Het Engelse woord voor monster is mijn leerlingen onbekend. Via een tekening maak ik het begrip helder. Ik veeg mijn monster snel uit, want de opdracht is duidelijk. Ik wil hun fantasie niet beïnvloeden met mijn voorbeeld. Ik geef hen viltstiften en papier.

Do you have ten green eyes? Do you have a purple tummy? Do you have pink hair? Zij gaan enthousiast te werk. Twee kopietjes van mijn monster verschijnen op het papier. Alleen de kleur is anders. Voor de opdracht maakt het allemaal niet uit, dus ik zeg niets. Toch ervaar ik het als een gemiste kans. Ik had hen graag via deze opdracht de lijnen buiten de kaders willen laten ontdekken. Ook al gaat het maar om een heel dun lijntje fantasie. Met die achterliggende gedachte had ik voor monsters gekozen. Los kunnen gaan op aantallen, kleuren en vormen.

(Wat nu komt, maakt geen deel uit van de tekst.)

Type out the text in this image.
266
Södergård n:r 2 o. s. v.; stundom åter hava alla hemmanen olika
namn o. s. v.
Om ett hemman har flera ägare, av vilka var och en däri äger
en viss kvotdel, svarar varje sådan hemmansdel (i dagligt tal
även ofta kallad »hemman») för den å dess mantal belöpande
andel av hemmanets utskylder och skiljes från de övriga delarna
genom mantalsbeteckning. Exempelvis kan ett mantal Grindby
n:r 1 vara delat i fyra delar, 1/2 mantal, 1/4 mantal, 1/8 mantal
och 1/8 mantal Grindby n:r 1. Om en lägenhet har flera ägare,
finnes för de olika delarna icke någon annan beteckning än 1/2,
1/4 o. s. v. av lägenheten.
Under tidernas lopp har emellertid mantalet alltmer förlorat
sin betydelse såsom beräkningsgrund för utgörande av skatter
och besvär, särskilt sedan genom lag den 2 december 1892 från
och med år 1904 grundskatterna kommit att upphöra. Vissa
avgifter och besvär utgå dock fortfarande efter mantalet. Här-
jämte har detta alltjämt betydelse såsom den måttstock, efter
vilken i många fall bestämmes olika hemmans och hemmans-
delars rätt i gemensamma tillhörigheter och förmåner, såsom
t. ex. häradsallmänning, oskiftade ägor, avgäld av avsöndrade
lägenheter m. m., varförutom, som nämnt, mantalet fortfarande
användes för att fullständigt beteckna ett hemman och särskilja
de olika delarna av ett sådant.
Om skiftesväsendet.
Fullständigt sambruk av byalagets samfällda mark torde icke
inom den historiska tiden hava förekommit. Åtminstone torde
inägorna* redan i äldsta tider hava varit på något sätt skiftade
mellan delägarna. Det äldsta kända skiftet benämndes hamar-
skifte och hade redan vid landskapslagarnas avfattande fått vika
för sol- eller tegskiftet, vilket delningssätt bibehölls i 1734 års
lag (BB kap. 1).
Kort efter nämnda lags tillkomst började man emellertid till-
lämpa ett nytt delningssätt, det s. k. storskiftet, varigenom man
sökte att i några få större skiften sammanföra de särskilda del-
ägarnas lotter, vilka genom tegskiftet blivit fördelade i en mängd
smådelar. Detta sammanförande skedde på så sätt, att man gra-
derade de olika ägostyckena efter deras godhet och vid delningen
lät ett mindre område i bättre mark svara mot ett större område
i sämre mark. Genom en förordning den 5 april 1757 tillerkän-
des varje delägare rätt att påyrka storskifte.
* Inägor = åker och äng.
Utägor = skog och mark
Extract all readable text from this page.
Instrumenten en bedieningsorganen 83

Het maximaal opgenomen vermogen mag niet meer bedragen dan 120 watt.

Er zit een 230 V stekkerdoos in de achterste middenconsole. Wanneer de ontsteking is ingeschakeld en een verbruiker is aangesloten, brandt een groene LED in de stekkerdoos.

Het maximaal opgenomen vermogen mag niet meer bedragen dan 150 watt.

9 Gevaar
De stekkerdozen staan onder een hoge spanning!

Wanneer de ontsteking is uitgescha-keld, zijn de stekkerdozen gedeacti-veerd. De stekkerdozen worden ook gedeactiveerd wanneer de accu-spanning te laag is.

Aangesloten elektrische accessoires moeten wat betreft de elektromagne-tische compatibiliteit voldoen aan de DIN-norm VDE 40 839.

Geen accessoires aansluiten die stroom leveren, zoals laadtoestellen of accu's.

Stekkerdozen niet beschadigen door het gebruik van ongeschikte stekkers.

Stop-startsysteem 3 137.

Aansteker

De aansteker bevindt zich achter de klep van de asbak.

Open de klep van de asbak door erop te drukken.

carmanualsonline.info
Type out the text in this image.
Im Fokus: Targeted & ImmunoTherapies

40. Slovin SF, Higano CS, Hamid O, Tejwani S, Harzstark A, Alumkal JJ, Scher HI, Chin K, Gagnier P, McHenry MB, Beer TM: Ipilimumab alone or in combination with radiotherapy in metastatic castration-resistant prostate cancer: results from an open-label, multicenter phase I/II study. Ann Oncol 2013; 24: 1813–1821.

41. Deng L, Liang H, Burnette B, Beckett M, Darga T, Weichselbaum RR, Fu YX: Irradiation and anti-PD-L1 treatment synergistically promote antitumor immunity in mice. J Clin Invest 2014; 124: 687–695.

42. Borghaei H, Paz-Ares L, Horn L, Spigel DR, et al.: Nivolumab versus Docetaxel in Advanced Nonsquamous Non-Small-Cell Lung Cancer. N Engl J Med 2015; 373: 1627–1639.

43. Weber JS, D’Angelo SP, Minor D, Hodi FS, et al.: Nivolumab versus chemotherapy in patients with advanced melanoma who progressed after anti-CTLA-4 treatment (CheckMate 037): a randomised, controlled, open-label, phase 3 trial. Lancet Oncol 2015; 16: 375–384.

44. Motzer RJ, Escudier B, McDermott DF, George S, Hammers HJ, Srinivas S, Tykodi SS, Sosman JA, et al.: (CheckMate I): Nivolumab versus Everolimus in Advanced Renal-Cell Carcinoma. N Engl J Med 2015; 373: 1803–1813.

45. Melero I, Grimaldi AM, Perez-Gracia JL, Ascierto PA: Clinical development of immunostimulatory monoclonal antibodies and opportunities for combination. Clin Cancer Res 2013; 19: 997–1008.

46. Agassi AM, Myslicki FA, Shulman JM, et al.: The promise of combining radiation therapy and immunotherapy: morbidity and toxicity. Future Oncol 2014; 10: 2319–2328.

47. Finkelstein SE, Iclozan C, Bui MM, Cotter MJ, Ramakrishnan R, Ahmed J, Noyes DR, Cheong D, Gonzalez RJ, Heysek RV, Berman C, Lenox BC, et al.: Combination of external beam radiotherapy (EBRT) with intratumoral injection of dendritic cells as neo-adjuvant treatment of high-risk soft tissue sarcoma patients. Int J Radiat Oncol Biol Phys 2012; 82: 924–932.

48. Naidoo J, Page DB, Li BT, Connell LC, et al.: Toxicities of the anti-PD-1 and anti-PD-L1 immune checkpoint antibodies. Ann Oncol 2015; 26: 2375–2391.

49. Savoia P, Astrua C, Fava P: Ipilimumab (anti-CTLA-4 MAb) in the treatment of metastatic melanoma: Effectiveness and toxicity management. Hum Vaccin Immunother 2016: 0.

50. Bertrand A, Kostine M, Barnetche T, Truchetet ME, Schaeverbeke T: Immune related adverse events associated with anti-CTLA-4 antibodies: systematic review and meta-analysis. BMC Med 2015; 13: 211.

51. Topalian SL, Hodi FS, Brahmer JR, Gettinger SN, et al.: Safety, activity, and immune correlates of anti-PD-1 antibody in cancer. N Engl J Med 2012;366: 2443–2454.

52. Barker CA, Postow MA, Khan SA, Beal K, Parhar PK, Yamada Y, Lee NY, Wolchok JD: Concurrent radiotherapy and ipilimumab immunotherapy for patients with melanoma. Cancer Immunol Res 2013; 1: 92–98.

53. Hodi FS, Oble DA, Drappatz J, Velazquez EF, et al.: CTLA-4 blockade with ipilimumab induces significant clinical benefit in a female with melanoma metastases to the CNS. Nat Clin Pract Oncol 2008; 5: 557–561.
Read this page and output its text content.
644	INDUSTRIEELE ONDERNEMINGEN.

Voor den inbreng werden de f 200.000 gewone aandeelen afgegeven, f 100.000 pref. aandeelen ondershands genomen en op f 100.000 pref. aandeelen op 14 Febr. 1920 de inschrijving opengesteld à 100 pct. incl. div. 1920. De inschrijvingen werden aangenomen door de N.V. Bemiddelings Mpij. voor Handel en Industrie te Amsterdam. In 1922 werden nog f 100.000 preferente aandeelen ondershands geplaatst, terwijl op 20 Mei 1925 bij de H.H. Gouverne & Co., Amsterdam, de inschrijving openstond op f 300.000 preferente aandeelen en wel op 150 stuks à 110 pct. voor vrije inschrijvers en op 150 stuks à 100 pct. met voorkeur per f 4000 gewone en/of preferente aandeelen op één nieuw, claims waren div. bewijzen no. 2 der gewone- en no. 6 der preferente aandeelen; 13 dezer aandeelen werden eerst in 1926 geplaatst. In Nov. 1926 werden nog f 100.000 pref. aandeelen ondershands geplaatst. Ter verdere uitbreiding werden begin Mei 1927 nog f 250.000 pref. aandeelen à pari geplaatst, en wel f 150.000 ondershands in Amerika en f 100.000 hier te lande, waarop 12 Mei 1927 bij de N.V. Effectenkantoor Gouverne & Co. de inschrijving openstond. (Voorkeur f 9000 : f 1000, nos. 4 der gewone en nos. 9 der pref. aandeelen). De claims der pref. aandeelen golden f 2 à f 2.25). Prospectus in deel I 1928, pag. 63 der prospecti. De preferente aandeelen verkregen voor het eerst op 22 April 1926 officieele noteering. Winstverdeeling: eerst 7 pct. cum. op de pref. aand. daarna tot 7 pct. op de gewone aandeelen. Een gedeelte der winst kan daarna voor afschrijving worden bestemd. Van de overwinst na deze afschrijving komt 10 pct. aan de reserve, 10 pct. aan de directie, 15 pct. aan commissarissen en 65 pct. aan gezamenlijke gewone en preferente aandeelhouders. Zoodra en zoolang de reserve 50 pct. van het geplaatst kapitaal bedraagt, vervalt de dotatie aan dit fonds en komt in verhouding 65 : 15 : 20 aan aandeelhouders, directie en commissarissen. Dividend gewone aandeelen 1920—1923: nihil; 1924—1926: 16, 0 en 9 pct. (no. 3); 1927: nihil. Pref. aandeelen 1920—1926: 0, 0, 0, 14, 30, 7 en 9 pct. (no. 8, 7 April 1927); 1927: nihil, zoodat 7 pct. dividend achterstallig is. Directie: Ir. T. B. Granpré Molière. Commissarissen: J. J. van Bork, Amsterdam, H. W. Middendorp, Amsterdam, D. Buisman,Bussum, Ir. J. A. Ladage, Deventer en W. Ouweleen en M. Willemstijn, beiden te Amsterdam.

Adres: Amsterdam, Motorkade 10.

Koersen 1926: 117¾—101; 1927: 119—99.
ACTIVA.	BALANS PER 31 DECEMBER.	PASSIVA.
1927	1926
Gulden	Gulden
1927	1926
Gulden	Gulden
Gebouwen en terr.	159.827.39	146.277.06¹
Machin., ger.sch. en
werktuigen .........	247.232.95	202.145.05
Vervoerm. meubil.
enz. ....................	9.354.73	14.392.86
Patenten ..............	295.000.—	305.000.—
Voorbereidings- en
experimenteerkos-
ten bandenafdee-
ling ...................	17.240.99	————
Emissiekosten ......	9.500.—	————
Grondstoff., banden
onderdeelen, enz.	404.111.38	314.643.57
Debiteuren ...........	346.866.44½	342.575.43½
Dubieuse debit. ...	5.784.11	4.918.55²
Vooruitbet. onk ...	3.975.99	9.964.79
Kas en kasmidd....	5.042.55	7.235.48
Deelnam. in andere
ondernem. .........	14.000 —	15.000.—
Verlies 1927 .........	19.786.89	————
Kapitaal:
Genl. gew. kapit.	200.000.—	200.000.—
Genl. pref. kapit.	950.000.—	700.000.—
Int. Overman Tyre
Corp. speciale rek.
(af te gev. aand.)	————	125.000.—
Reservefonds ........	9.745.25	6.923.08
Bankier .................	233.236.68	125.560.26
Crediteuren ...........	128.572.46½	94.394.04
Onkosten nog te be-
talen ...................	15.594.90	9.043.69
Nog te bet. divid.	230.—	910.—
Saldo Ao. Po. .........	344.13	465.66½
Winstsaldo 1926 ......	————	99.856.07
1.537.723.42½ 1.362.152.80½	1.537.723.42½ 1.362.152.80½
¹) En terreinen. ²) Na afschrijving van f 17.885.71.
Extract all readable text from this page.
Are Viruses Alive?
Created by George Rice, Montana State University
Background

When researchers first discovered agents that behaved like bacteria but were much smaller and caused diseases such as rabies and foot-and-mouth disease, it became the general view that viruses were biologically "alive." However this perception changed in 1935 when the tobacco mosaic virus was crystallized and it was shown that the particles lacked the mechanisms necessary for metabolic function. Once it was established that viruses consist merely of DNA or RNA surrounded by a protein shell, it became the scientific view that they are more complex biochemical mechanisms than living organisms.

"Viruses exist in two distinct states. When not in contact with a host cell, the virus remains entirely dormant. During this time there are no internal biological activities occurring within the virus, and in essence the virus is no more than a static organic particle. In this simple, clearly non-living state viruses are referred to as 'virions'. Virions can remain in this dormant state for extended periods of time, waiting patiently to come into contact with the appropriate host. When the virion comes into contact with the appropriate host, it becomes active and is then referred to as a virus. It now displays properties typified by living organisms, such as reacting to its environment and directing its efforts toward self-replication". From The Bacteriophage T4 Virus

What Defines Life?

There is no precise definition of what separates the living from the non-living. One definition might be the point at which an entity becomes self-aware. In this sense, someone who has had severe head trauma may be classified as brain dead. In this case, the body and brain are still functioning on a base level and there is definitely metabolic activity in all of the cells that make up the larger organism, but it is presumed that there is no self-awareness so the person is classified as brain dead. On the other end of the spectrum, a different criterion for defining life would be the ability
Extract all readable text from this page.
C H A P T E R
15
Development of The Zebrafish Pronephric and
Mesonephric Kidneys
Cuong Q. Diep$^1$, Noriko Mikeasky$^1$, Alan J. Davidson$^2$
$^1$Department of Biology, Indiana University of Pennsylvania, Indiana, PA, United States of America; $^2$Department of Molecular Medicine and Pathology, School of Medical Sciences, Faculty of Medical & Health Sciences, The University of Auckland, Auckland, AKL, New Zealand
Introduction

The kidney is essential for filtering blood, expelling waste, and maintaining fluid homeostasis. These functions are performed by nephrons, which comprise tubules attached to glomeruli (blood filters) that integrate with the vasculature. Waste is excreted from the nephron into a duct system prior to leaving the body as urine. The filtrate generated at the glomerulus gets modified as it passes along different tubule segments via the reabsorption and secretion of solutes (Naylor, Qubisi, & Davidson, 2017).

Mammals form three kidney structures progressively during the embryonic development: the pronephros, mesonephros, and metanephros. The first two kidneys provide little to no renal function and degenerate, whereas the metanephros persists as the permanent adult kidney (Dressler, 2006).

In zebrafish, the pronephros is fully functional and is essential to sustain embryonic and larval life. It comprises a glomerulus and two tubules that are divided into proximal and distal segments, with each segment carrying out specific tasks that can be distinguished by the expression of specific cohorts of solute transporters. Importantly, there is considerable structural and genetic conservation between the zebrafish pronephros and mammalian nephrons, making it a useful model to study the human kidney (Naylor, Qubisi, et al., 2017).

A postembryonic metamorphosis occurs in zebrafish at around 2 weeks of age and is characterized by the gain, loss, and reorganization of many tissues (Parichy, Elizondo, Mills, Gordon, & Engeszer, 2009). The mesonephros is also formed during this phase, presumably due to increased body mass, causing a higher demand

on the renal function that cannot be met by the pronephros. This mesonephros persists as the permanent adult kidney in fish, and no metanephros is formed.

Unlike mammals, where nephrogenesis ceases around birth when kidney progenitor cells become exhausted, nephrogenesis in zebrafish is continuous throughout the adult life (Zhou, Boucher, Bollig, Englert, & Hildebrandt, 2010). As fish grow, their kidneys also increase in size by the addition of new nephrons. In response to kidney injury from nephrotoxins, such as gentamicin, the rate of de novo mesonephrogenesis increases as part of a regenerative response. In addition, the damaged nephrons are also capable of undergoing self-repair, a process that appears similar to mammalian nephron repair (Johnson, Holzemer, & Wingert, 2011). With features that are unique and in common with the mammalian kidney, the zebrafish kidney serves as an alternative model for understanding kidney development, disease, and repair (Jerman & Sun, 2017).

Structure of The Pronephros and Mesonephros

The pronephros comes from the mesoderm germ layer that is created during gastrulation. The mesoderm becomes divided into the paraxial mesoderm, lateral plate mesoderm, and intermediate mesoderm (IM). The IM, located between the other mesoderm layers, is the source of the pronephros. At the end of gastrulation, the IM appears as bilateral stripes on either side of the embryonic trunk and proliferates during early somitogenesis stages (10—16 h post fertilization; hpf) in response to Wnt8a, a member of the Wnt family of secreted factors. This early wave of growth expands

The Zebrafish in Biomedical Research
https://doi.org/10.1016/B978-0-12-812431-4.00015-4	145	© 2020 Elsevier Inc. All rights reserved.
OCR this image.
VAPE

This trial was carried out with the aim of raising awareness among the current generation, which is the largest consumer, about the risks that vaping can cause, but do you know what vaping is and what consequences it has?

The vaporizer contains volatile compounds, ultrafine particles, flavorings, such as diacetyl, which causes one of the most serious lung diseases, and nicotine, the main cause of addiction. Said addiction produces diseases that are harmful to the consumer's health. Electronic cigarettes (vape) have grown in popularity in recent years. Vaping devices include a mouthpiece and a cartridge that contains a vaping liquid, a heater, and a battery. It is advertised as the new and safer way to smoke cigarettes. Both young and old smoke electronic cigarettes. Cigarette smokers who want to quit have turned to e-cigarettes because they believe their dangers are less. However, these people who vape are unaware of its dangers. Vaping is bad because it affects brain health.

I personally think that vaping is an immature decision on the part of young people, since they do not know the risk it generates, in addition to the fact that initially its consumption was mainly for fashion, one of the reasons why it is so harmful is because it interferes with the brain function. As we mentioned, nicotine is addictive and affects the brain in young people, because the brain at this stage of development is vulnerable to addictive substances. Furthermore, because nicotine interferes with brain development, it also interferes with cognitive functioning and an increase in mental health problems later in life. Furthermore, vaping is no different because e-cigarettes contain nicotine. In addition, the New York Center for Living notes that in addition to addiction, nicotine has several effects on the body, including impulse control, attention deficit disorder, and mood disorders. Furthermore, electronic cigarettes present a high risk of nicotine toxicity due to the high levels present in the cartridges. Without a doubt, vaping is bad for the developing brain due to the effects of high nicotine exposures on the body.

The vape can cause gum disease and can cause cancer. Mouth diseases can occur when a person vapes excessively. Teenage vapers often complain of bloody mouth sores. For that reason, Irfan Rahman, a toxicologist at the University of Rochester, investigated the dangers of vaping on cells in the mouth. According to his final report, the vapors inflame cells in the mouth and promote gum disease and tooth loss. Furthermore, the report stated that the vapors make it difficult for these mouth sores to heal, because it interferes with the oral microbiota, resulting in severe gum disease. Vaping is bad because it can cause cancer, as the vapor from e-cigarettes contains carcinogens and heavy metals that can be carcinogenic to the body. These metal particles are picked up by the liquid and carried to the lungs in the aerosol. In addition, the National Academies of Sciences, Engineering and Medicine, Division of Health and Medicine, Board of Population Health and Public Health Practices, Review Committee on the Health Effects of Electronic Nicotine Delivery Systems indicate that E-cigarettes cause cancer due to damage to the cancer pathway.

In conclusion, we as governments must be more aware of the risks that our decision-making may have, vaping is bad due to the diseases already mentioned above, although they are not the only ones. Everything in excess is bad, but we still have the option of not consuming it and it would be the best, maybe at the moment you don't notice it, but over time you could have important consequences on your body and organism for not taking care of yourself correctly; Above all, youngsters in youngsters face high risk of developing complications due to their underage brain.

De copy-paste-monsters van mijn studentjes zijn niet typisch Chinees. Ik zie met grote regelmaat gelijksoortige knutselwerken van kinderen binnen de kinderopvang in Nederland. Tien bijna identieke paddenstoelen aan de wand. Een paar hebben het hoedje ondersteboven op de stam geplaatst en een aantal stippen zijn buiten de paddenstoel geraakt. De pedagogisch medewerkers stoten elkaar aan en glimlachen om het resultaat. Zij hadden nog wel zo’n duidelijk voorbeeld gemaakt.